Rescuers had bored 36 metres into the hill above the Silkyara tunnel by Monday evening in their effort to reach 41 workers trapped inside for 15 days, as rat-hole mining experts also reached the disaster site to help tackle the challenge simultaneously from another front.
Twelve rat-hole mining experts will be involved in manual drilling and excavation horizontally through the last 10- or 12-metre stretch of debris of the collapsed portion of the under-construction tunnel on Uttarakhand's Char Dham route.
This drilling was earlier being carried out by a huge auger machine that got stuck in the rubble on Friday, forcing officials to focus on an alternative option -- drilling down from above the tunnel. About 40 per cent of the 86-metre vertical drilling required is now done.
For the horizontal through-the-rubble option, officials decided that the final stretch would be handled through a manual approach in which individual workers will go into the escape passage with drills, as well as gas-cutters to tackle obstacles like iron girders.
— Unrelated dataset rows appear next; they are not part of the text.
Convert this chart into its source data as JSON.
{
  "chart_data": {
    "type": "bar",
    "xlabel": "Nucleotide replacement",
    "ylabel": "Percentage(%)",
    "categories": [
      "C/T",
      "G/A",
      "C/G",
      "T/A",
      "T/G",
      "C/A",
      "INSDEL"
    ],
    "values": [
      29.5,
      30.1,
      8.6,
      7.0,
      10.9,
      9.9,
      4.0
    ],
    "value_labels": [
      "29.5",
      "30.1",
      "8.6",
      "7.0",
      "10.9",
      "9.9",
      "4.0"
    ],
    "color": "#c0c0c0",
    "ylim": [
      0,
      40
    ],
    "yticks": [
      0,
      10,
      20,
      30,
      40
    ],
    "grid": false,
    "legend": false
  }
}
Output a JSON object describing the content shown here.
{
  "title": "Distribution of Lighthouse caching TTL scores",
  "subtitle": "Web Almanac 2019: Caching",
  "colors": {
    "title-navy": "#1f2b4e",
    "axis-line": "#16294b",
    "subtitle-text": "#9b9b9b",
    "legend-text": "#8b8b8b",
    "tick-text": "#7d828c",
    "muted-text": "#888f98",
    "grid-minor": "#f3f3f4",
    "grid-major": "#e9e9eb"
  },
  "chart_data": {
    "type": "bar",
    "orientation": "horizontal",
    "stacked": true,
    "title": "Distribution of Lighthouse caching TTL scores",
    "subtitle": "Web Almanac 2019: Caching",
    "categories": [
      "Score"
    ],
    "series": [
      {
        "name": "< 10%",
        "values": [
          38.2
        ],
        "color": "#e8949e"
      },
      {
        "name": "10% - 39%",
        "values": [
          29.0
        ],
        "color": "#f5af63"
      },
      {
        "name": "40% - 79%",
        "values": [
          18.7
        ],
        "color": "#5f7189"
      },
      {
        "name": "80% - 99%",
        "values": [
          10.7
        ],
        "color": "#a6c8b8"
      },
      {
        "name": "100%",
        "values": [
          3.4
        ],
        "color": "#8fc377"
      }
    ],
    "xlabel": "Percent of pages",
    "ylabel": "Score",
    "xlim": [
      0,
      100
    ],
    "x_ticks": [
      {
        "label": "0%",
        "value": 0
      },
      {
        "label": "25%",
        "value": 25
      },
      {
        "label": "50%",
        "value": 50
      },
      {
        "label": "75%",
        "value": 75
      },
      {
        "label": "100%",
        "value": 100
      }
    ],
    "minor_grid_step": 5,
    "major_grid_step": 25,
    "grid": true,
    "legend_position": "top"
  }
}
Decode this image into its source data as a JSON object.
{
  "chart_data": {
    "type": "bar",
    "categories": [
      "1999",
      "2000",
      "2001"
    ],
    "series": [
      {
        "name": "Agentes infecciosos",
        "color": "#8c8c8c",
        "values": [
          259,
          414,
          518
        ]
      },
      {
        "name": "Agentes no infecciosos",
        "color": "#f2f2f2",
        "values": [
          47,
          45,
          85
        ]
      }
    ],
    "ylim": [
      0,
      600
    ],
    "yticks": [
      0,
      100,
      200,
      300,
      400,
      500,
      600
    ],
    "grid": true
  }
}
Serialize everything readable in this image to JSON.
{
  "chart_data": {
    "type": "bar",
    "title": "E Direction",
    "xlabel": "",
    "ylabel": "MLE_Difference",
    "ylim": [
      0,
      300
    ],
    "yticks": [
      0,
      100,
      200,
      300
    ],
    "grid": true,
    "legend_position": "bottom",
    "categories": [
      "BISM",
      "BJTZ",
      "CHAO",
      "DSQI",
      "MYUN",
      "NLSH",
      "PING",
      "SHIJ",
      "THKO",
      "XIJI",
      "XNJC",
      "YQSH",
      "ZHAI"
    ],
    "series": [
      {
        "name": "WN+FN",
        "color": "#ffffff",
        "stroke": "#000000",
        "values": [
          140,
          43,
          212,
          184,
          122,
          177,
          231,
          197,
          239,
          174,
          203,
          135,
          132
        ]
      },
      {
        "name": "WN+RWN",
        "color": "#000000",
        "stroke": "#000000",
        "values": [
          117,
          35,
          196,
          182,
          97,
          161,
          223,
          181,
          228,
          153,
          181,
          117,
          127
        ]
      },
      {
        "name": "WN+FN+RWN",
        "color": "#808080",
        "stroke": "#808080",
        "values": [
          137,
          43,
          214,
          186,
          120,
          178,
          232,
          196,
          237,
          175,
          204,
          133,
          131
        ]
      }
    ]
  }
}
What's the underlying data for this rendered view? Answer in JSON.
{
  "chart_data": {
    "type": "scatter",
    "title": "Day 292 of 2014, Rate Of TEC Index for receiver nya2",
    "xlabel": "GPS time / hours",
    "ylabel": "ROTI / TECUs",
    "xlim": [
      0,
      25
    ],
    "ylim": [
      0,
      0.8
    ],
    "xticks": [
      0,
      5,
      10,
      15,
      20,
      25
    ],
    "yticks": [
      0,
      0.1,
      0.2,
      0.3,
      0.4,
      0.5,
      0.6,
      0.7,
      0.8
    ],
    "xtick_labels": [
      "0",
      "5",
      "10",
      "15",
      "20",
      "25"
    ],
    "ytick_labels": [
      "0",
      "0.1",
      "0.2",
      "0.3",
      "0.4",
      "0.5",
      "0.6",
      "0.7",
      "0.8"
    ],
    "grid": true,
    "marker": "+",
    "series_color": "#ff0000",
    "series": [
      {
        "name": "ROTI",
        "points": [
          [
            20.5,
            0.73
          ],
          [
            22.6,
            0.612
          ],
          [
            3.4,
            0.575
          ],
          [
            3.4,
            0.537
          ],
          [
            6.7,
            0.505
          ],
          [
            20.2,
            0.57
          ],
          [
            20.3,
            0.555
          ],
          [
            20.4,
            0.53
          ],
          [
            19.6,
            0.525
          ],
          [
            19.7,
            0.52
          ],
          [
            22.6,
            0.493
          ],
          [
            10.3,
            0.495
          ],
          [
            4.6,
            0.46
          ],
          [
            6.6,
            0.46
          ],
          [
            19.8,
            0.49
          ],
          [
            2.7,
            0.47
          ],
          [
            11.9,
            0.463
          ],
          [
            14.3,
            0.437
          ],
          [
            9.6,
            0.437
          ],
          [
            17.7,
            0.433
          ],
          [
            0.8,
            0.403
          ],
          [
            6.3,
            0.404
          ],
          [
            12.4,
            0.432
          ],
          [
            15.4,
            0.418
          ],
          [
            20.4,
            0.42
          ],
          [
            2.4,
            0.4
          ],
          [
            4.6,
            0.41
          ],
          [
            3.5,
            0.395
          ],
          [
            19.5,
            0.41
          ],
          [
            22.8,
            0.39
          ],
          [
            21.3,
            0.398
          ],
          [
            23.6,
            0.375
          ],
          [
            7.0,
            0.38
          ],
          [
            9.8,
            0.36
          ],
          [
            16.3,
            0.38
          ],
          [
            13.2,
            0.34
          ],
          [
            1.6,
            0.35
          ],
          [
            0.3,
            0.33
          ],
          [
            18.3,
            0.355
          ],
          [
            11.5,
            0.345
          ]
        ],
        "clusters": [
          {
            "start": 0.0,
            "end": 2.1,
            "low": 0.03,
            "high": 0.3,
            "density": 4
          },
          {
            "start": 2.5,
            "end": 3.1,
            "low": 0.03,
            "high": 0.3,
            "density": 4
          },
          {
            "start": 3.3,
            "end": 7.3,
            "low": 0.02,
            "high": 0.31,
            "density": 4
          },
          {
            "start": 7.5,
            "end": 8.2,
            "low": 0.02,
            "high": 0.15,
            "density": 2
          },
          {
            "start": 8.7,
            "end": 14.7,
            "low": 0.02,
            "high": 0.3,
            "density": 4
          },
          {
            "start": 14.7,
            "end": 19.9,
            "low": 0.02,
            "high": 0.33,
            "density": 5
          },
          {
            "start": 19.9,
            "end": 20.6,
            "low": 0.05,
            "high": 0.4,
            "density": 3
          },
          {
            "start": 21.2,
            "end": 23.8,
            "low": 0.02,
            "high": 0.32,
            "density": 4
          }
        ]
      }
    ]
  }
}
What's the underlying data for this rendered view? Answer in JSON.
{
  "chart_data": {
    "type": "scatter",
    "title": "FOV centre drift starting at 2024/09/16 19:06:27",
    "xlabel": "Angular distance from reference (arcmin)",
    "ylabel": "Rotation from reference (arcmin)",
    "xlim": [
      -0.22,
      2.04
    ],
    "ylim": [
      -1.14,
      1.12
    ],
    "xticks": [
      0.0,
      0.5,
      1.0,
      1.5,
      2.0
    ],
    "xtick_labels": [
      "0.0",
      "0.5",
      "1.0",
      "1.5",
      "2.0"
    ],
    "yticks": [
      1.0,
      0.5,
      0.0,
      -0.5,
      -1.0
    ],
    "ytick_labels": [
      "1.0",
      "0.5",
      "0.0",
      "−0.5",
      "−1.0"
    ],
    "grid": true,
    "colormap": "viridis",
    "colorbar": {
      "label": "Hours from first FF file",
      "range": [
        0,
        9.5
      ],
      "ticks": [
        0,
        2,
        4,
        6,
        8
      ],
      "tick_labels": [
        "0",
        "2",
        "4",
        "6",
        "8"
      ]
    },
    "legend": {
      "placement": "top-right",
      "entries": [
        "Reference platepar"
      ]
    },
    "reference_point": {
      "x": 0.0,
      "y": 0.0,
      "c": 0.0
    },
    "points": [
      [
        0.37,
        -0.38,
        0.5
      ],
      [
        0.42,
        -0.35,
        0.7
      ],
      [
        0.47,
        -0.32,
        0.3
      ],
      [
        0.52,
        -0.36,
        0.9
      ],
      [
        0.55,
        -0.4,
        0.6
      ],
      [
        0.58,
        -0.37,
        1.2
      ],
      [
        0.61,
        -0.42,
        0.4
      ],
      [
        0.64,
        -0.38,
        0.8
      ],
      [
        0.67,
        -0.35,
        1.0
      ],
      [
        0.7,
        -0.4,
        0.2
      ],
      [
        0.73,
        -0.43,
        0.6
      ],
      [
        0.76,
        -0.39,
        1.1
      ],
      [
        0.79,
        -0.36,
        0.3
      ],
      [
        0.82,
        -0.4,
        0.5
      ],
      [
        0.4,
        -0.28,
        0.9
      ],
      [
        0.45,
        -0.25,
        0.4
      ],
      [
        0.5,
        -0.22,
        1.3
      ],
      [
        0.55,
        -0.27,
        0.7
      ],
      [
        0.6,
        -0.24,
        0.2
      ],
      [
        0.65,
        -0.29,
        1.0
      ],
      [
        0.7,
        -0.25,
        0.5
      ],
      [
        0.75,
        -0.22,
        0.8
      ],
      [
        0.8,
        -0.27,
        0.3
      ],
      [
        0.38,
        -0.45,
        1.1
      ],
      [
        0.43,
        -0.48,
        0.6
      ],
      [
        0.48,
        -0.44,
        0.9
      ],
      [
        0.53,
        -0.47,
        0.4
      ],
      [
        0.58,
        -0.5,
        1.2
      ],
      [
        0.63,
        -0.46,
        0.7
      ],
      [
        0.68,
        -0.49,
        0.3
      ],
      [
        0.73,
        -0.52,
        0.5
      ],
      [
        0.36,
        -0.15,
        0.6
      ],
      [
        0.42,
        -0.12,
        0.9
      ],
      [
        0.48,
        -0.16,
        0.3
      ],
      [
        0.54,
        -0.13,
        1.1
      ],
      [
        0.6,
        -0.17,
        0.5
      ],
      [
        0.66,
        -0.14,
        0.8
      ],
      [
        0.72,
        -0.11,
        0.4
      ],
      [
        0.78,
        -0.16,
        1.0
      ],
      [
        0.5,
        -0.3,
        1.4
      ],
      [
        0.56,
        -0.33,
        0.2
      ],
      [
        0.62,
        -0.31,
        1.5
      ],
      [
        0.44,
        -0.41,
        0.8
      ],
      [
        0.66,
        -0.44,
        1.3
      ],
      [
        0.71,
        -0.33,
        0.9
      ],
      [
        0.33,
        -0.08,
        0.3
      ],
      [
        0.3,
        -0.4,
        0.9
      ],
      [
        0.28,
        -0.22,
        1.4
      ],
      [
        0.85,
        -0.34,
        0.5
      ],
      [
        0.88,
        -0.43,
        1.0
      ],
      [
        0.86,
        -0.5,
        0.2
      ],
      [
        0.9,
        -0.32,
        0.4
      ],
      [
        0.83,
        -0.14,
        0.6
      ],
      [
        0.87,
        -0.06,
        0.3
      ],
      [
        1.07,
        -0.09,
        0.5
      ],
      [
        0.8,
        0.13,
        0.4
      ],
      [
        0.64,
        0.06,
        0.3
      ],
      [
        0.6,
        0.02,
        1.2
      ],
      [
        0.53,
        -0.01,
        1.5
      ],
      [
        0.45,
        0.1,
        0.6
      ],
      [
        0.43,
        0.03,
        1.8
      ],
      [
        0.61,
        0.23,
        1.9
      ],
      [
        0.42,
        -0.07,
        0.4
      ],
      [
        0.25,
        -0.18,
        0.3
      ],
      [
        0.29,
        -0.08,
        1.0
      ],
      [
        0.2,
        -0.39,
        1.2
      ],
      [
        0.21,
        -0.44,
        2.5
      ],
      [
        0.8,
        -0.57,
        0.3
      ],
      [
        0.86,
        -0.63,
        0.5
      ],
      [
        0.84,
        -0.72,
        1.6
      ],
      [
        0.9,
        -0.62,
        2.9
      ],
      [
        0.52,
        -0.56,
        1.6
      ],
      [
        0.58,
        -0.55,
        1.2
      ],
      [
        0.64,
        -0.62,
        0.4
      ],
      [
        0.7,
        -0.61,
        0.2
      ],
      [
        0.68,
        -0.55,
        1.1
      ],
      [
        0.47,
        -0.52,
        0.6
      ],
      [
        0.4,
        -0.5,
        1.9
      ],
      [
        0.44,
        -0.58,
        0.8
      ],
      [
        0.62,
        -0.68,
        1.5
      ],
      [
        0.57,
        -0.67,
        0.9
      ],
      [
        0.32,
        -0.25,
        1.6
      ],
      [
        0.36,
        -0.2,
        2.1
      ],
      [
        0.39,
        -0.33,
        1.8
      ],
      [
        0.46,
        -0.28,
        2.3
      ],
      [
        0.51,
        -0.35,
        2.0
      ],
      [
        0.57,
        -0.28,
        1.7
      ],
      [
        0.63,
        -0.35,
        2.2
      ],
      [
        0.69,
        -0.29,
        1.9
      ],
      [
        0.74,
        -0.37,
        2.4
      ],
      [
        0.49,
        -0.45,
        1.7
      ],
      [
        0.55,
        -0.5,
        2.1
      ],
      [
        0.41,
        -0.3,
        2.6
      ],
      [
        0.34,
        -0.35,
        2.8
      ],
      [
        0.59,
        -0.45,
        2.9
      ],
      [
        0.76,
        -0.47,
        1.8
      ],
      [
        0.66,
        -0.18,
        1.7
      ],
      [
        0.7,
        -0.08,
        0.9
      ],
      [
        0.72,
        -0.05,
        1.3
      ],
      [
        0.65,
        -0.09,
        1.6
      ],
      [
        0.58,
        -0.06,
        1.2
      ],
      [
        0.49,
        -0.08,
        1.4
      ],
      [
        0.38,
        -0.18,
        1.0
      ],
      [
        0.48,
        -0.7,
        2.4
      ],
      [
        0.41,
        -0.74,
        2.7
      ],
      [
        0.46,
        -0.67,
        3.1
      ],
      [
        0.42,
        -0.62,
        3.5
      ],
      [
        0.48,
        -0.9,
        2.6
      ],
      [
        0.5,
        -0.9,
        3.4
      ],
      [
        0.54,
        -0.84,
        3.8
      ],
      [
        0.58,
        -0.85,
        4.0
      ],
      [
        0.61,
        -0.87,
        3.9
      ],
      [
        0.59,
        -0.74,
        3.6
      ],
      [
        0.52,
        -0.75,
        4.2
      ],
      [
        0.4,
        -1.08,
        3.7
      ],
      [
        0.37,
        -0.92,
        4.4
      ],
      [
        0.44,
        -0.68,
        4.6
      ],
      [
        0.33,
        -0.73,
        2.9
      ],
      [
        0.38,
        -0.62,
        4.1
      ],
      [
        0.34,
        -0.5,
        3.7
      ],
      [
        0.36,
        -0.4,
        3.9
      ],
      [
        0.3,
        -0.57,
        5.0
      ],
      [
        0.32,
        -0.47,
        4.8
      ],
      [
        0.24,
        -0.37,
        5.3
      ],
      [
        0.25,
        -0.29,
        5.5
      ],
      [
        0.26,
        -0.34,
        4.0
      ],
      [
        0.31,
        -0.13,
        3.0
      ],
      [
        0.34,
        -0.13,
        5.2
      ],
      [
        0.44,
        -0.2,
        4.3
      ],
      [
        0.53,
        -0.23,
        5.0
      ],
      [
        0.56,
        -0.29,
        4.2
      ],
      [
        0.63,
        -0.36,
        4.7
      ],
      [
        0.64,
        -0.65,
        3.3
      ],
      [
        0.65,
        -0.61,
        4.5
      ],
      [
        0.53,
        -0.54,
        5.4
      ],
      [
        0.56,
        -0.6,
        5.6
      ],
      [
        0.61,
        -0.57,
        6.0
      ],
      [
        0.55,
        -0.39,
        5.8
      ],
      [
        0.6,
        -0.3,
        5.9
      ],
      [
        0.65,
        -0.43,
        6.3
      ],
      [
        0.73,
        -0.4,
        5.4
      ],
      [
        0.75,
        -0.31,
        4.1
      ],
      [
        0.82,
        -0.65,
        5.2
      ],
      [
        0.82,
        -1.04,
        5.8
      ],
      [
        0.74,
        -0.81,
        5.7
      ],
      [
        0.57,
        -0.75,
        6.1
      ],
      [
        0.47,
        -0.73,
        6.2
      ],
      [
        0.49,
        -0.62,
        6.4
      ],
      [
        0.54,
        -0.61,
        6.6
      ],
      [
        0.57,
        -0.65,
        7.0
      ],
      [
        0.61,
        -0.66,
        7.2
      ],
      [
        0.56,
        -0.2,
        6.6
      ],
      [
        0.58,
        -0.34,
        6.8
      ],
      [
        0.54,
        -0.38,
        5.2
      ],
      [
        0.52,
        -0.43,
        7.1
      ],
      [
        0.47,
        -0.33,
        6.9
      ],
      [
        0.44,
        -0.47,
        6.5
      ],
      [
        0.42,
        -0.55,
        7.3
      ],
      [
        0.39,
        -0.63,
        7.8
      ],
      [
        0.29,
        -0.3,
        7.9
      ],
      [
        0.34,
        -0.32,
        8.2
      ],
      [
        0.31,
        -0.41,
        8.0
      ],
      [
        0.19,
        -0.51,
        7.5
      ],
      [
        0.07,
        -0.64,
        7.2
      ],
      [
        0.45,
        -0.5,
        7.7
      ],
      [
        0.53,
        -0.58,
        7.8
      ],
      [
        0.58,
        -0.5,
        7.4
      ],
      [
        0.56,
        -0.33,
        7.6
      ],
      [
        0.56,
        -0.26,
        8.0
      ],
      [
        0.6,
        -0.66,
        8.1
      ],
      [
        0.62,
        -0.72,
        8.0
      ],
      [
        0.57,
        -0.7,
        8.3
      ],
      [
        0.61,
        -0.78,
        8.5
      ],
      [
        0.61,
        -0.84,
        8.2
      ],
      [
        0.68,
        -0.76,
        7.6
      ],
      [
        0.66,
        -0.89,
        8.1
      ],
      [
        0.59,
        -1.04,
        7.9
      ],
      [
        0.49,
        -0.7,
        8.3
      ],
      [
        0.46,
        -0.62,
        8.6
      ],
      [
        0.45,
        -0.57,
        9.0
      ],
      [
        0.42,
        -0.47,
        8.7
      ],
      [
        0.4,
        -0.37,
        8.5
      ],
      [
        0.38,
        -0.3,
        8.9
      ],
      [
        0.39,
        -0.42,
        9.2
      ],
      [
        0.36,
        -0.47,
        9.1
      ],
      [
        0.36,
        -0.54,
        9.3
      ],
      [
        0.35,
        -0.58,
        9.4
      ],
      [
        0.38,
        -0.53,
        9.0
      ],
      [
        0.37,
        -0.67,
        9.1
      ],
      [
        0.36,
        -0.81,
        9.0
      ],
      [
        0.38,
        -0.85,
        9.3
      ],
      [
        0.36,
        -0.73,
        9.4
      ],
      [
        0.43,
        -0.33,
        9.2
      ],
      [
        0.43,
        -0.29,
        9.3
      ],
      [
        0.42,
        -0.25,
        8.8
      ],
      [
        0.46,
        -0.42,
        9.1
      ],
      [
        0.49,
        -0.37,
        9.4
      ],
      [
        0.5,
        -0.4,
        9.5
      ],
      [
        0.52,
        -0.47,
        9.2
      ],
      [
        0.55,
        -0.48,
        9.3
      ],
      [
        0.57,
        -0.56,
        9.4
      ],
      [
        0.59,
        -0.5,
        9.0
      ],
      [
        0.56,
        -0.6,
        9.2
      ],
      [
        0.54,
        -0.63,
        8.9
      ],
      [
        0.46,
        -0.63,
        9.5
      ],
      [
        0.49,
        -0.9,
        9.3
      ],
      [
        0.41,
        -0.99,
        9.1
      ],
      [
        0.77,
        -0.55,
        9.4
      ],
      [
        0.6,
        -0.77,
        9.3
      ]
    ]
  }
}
By Monday evening, the last bit of the stuck auger had been cut out piece by piece and a steel pipe inserted further into the partially complete escape passage.
With individuals already working inside the tunnel with tools like gas-cutters, officials said, ”In a way” the manual operation began on Sunday.
In Delhi, National Disaster Management Authority (NDMA) member Lt Gen (retd) Syed Ata Hasnain said vertical drilling, which began on Sunday, has already reached a depth of 36 metres.
Rescuers hope to pull out workers through this one-metre-wide shaft when it breaks through the top of the tunnel below, hopefully by Thursday.
Another eight-inch wide shaft being drilled from a nearby point has reached about 75 metres down.
This probe, which is also expected to act as a supply line for the trapped workers, has indicated that there were no serious geological obstacles for the main shaft up to this point, the NDMA member and officials at Silkyara said.
The vertical drilling, however, encountered some water underground and ”dewatering” was carried out, officials said. But it didn't seriously affect the operation.
Two teams of seven and five men who are experts in the technique of rat-hole mining are now at the site, called in by two private companies involved in the rescue operation.
Rat-hole mining is a controversial and hazardous procedure in which miners in small groups go down narrow burrows to excavate small quantities of coal.
Uttarakhand government's nodal officer Neeraj Khairwal made it clear that the men brought in to the site are not rat-hole miners but people who are experts in the technique.
They are likely to be divided in teams of two or three. Each team will go into the steel chute laid into the escape passage for brief periods.
Rajput Rai, a rat-hole drilling expert, said one man will do the drilling, another collect the rubble with his hands and the third place it on a trolley to be pulled out.
Principal Secretary to Prime Minister P K Mishra, Home Secretary Ajay Bhalla and Uttarakhand Chief Secretary S S Sandhu came to Silkyara on Monday to take stock of the operation.
Mishra spoke to the trapped workers, assuring them that multiple agencies were at work to evacuate them and they should remain patient. Gabbar Singh Negi talked to the official through the communication link on behalf of other workers inside the tunnel.
They are in a two-kilometre built-up stretch of the tunnel and are being supplied food, medicines and other essentials through a six-inch pipeline. ”They are in very good health,” Hasnain said.
He said it was difficult to give a timeline for the manual operation at this stage.
The NDMA member said a yellow alert has been issued by meteorological department indicating light rains in the next 24 to 48 hours. "But there is no possibility that work will be hindered because of this," he added.
He said Mishra has directed officials to ensure all medical facilities for the trapped workers as "difficulties could increase with the passage of time”.